Poroschenko ist der erste Oligarch im höchsten Staatsamt
Igor Kolomojski aus Dneprpetrowsk verdient mit an Ukrneft, einem halbstaatlichen Erdöl- und Erdgasförderer, ebenfalls intransparent. Alle Oligarchen besitzen eigene Fernsehkanäle, saßen selbst im Parlament oder hatten dort ihre Leute, im Fall von Petro Poroschenko ist es jetzt der Sohn. Poroschenko ist der erste Oligarch im höchsten Staatsamt. An sein nicht erfülltes Versprechen, seine Unternehmen zu verkaufen, möchte er nicht erinnert werden, wie hier auf einer Pressekonferenz, als es um seine Schokoladenfabrik ging.

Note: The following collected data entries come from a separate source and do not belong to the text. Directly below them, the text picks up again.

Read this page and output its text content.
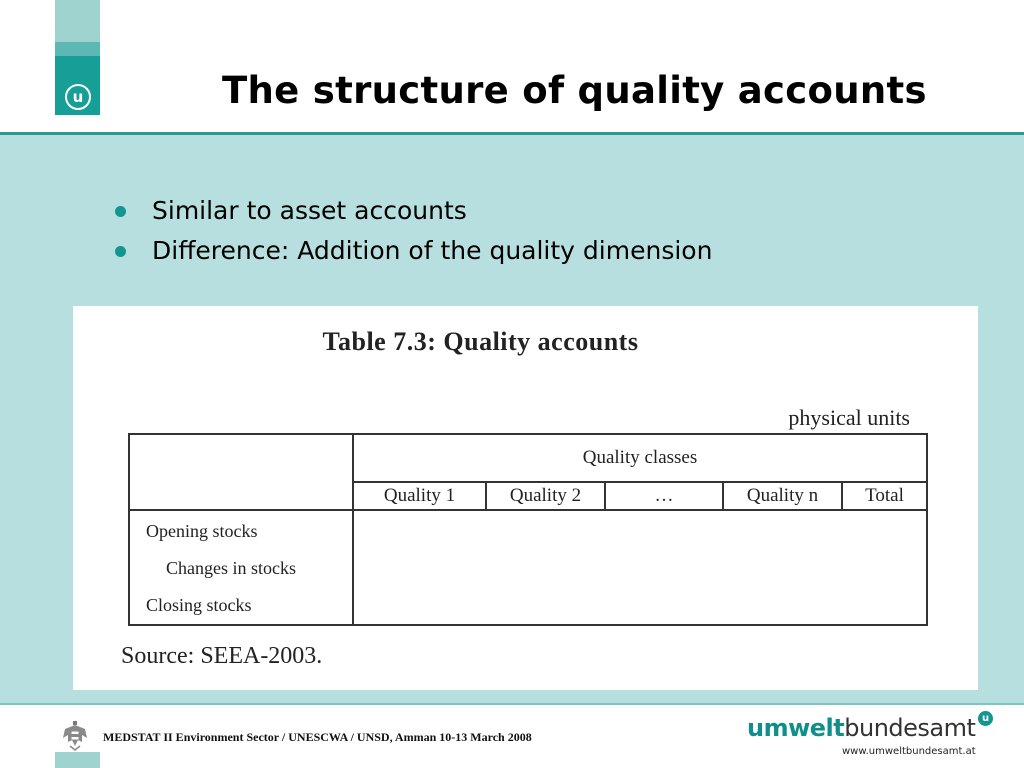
u	The structure of quality accounts
Similar to asset accounts
Difference: Addition of the quality dimension
Table 7.3: Quality accounts
physical units
	Quality classes				
	Quality 1	Quality 2	…	Quality n	Total

Opening stocks
Changes in stocks
Closing stocks					

Source: SEEA-2003.
MEDSTAT II Environment Sector / UNESCWA / UNSD, Amman 10-13 March 2008	umweltbundesamt u
www.umweltbundesamt.at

"Ich empfehle Ihnen, die Fragen zu Roschen bei Roschen zu stellen, da wird man Ihnen antworten, ich habe damit nichts zu tun."
Rund 50 von 450 Abgeordneten gelten als wirklich unabhängig. Sie wollen, dass der Staat - nicht mehr die Oligarchen - die Parteien finanziert, denn wenn das weiter die Oligarchen tun, ziehen sie zehnmal Geld mehr aus den Kiewer Kassen als eine staatliche Parteienfinanzierung kosten würde, und das wo die Ukraine jede Griwna für ihre Verteidigung braucht.